UML-CoT: Structured Reasoning and Planning with Unified Modeling Language for Robotic Room Cleaning

TL;DR

This work introduces UML-CoT, a structured chain-of-thought framework that uses UML class diagrams for symbolic reasoning and UML activity diagrams for executable plans in robotic room cleaning. By replacing unstructured text with expressive UML representations, the approach addresses interpretability, verification, and planning reliability, unifying reasoning and action under a formalism that supports inheritance, aggregation, and procedural control. A three-stage training pipeline (SFT, RLFT with GRPO, and answer-only GRPO) together with the MRoom-30k dataset demonstrates improved plan coherence, structural fidelity, and execution success over text-based and graph-based baselines.
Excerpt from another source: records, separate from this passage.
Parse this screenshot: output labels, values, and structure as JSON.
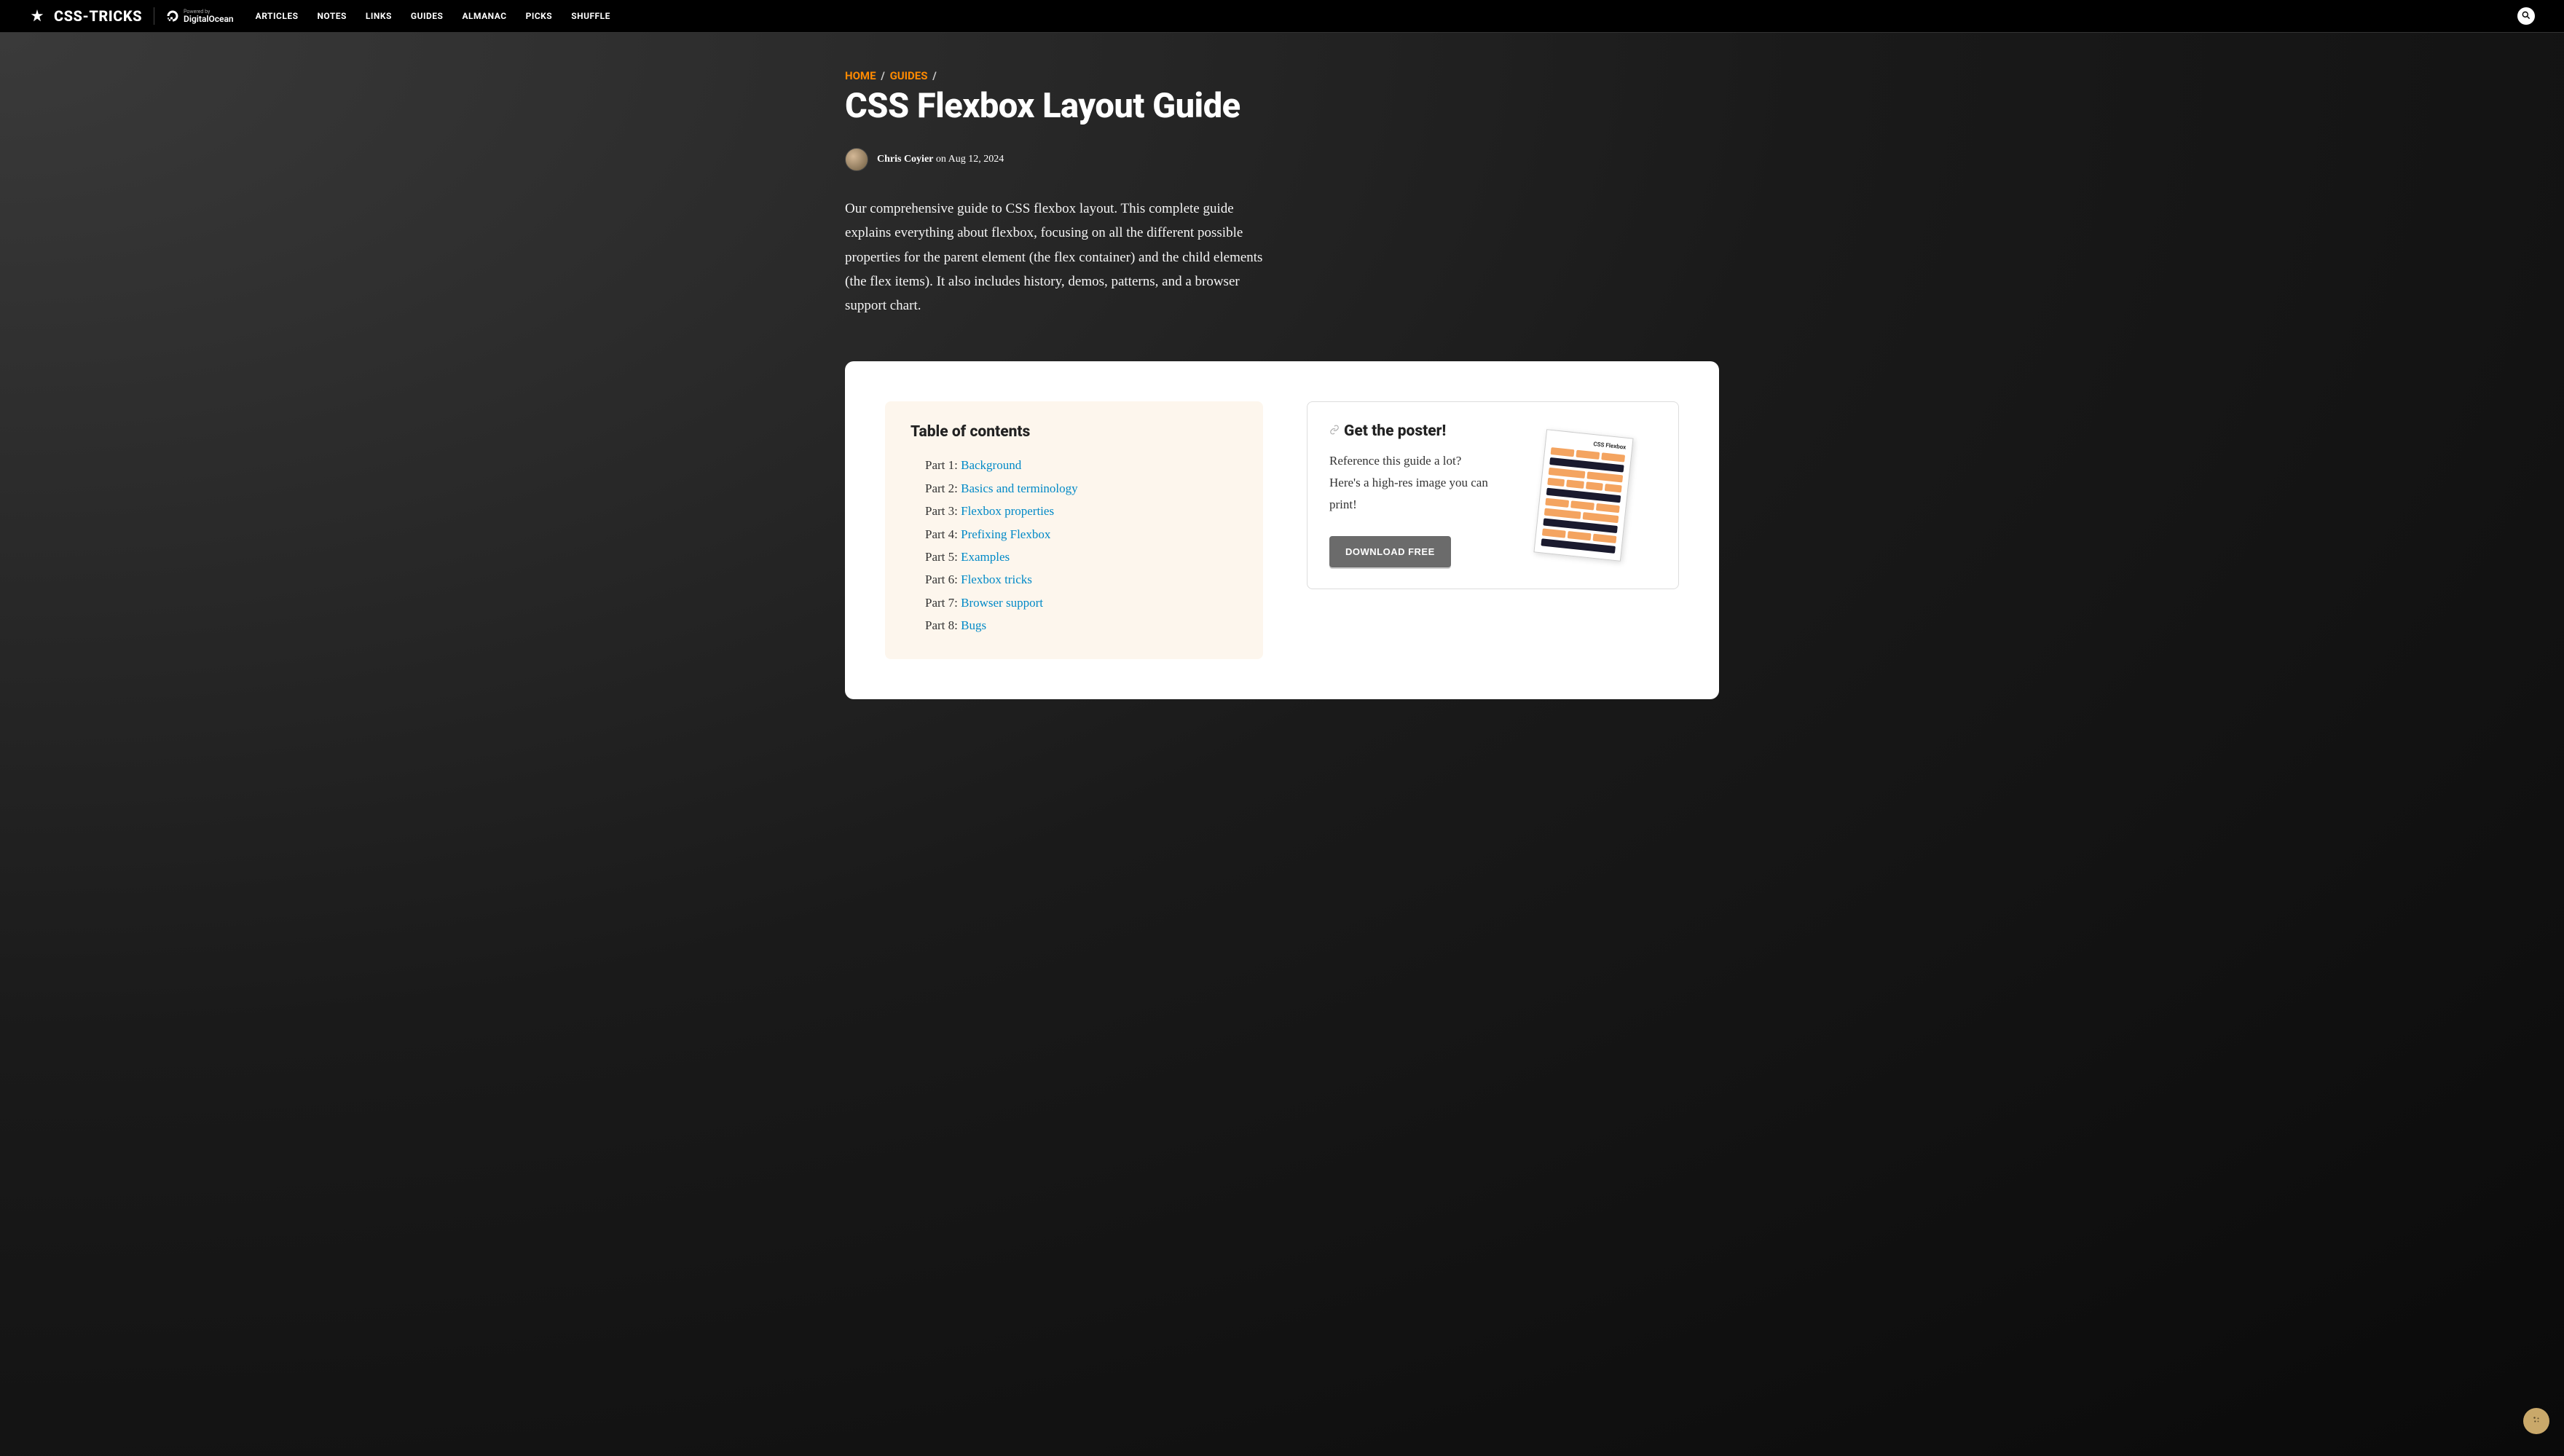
{
  "header": {
    "logo": "CSS-TRICKS",
    "powered_by_label": "Powered by",
    "powered_by_name": "DigitalOcean",
    "nav": [
      "ARTICLES",
      "NOTES",
      "LINKS",
      "GUIDES",
      "ALMANAC",
      "PICKS",
      "SHUFFLE"
    ]
  },
  "breadcrumb": {
    "home": "HOME",
    "guides": "GUIDES"
  },
  "title": "CSS Flexbox Layout Guide",
  "author": {
    "name": "Chris Coyier",
    "date_prefix": " on ",
    "date": "Aug 12, 2024"
  },
  "intro": "Our comprehensive guide to CSS flexbox layout. This complete guide explains everything about flexbox, focusing on all the different possible properties for the parent element (the flex container) and the child elements (the flex items). It also includes history, demos, patterns, and a browser support chart.",
  "toc": {
    "title": "Table of contents",
    "items": [
      {
        "prefix": "Part 1: ",
        "label": "Background"
      },
      {
        "prefix": "Part 2: ",
        "label": "Basics and terminology"
      },
      {
        "prefix": "Part 3: ",
        "label": "Flexbox properties"
      },
      {
        "prefix": "Part 4: ",
        "label": "Prefixing Flexbox"
      },
      {
        "prefix": "Part 5: ",
        "label": "Examples"
      },
      {
        "prefix": "Part 6: ",
        "label": "Flexbox tricks"
      },
      {
        "prefix": "Part 7: ",
        "label": "Browser support"
      },
      {
        "prefix": "Part 8: ",
        "label": "Bugs"
      }
    ]
  },
  "poster": {
    "title": "Get the poster!",
    "text": "Reference this guide a lot? Here's a high-res image you can print!",
    "button": "DOWNLOAD FREE",
    "mock_title": "CSS Flexbox"
  }
}
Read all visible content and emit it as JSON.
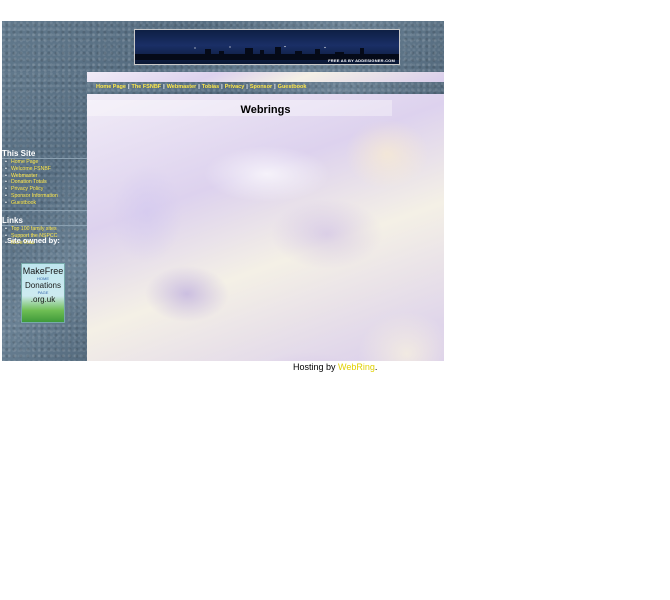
{
  "banner": {
    "credit": "FREE AS BY ADDESIGNER.COM"
  },
  "nav": {
    "links": [
      "Home Page",
      "The FSNBF",
      "Webmaster",
      "Tobias",
      "Privacy",
      "Sponsor",
      "Guestbook"
    ]
  },
  "sidebar": {
    "this_site": {
      "heading": "This Site",
      "items": [
        "Home Page",
        "Welcome FSNBF",
        "Webmaster",
        "Donation Totals",
        "Privacy Policy",
        "Sponsor Information",
        "Guestbook"
      ]
    },
    "links": {
      "heading": "Links",
      "items": [
        "Top 100 family sites",
        "Support the NSPCC",
        "More links"
      ]
    },
    "owned_by": "Site owned by:",
    "logo": {
      "line1": "MakeFree",
      "line2": "HOME",
      "line3": "Donations",
      "line4": "PAGE",
      "line5": ".org.uk"
    }
  },
  "main": {
    "title": "Webrings"
  },
  "footer": {
    "prefix": "Hosting by ",
    "link": "WebRing",
    "suffix": "."
  },
  "colors": {
    "link_yellow": "#ffe84a",
    "slate": "#5d7588",
    "marble": "#e9e2f2"
  }
}
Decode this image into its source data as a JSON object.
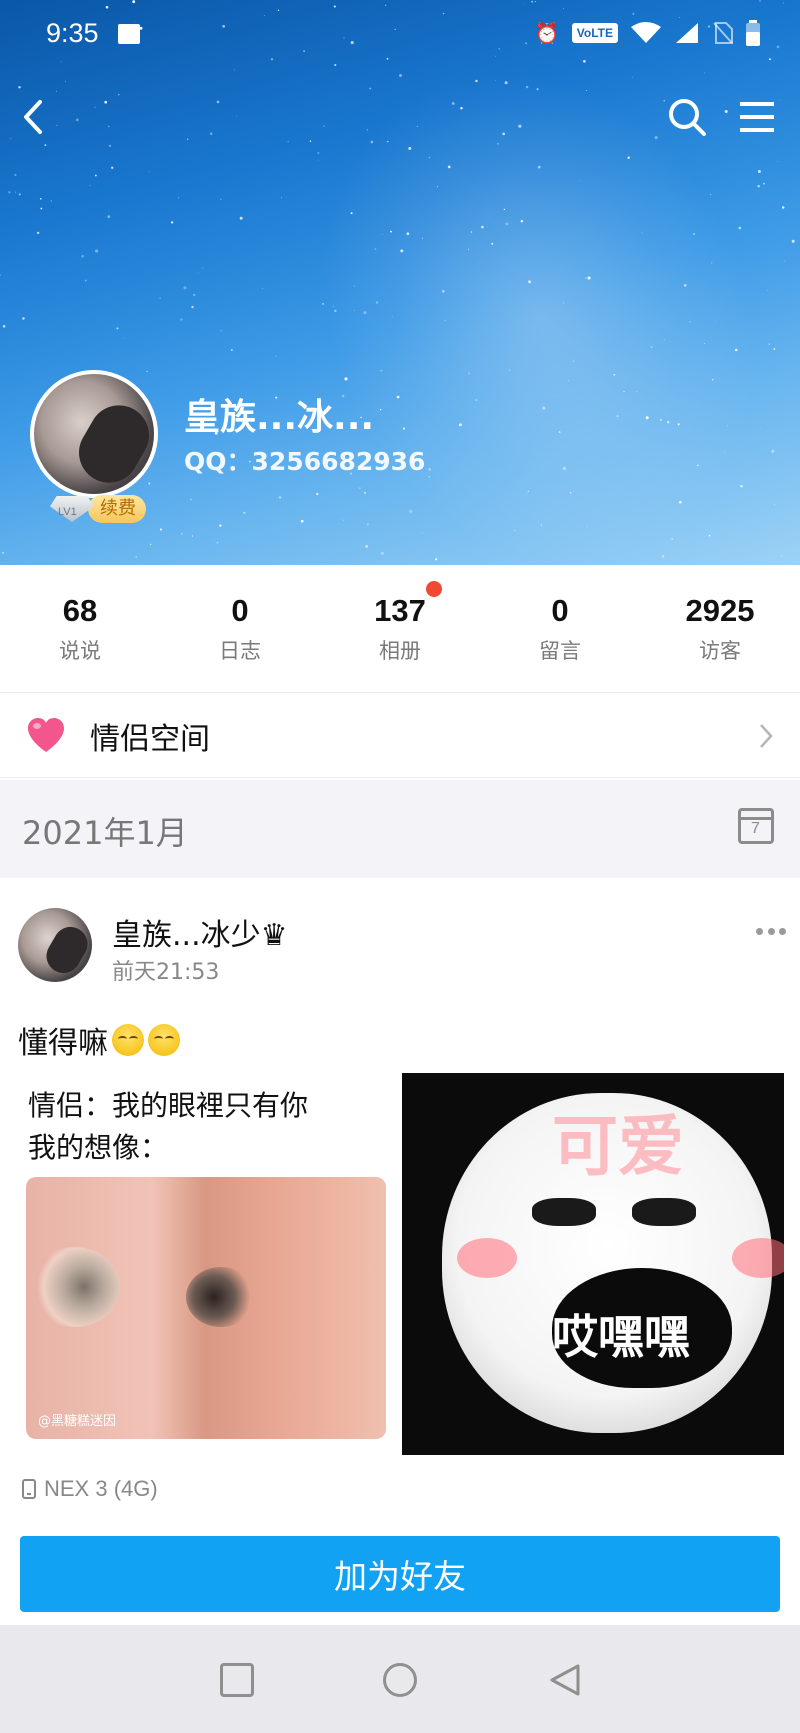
{
  "status_bar": {
    "time": "9:35",
    "volte": "VoLTE"
  },
  "profile": {
    "name": "皇族...冰...",
    "qq": "QQ：3256682936",
    "level": "LV1",
    "renew_label": "续费"
  },
  "stats": [
    {
      "value": "68",
      "label": "说说"
    },
    {
      "value": "0",
      "label": "日志"
    },
    {
      "value": "137",
      "label": "相册"
    },
    {
      "value": "0",
      "label": "留言"
    },
    {
      "value": "2925",
      "label": "访客"
    }
  ],
  "couple_space": {
    "label": "情侣空间"
  },
  "date_divider": {
    "label": "2021年1月",
    "calendar_day": "7"
  },
  "post": {
    "author": "皇族...冰少♛",
    "time": "前天21:53",
    "text": "懂得嘛",
    "image_left": {
      "caption": "情侣：我的眼裡只有你\n我的想像：",
      "watermark": "@黑糖糕迷因"
    },
    "image_right": {
      "top_text": "可爱",
      "bottom_text": "哎嘿嘿"
    },
    "device": "NEX 3 (4G)"
  },
  "action": {
    "add_friend_label": "加为好友"
  },
  "colors": {
    "accent": "#12a2f3",
    "badge_dot": "#f04a32",
    "heart": "#f2568c"
  }
}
The results highlight the practical impact of structured symbolic representations for embodied AI, enabling more transparent and robust coordination between perception, reasoning, and manipulation in cluttered indoor environments.

Abstract

Chain-of-Thought (CoT) prompting improves reasoning in large language models (LLMs), but its reliance on unstructured text limits interpretability and executability in embodied tasks. Prior work has explored structured CoTs using scene or logic graphs, yet these remain fundamentally limited: they model only low-order relations, lack constructs like inheritance or behavioral abstraction, and provide no standardized semantics for sequential or conditional planning. We propose UML-CoT, a structured reasoning and planning framework that leverages Unified Modeling Language (UML) to generate symbolic CoTs and executable action plans. UML class diagrams capture compositional object semantics, while activity diagrams model procedural control flow. Our three-stage training pipeline combines supervised fine-tuning with Group Relative Policy Optimization (GRPO), including reward learning from answer-only data. We evaluate UML-CoT on MRoom-30k, a new benchmark of cluttered room-cleaning scenarios. UML-CoT outperforms unstructured CoTs in interpretability, planning coherence, and execution success, highlighting UML as a more expressive and actionable structured reasoning formalism.

Figures (15)

• Figure 1: Structured vs. Unstructured Chain-of-Thought Reasoning for Robotic Room Cleaning. (a) Input: a cluttered room image and a text instruction. (b) Output from a plain-text CoT model, where reasoning and planning are expressed only in free-form language, lacking formal semantics and executable structure. (c) Output from our proposed UML-based framework, where reasoning is encoded as a UML class diagram and the corresponding plan is formalized as a UML activity diagram. This structured approach improves interpretability, ensures alignment between reasoning and action, and supports modular, executable planning. Please zoom in to view details clearly.
• Figure 2: UML class diagram and its corresponding PlantUML source shown in two equivalent forms: (a) UML class diagram; (b) PlantUML source code. Please zoom in to view details clearly.
• Figure 3: UML activity diagram and its corresponding PlantUML source presented in two equivalent forms: (a) UML activity diagram; (b) corresponding PlantUML code. Please zoom in to view details clearly.
• Figure 4: Model architecture. The image is preprocessed via dynamic resolution slicing and fed into a ViT-based encoder (InternViT-300M), followed by pixel unshuffling and MLP projection. The language decoder (InternLM2.5) receives both visual features and tokenized textual prompts, and generates two symbolic outputs: a UML class diagram for structured reasoning, and a UML activity diagram for executable cleaning plans. Please zoom in to view details clearly.
• Figure 5: Overview of Group Relative Policy Optimization (GRPO), applicable to both Stage 2 and Stage 3. The model receives image, CoT, and plan as input, generates multiple candidates, evaluates them using advantage scores, and updates its parameters based on the best-scoring candidate.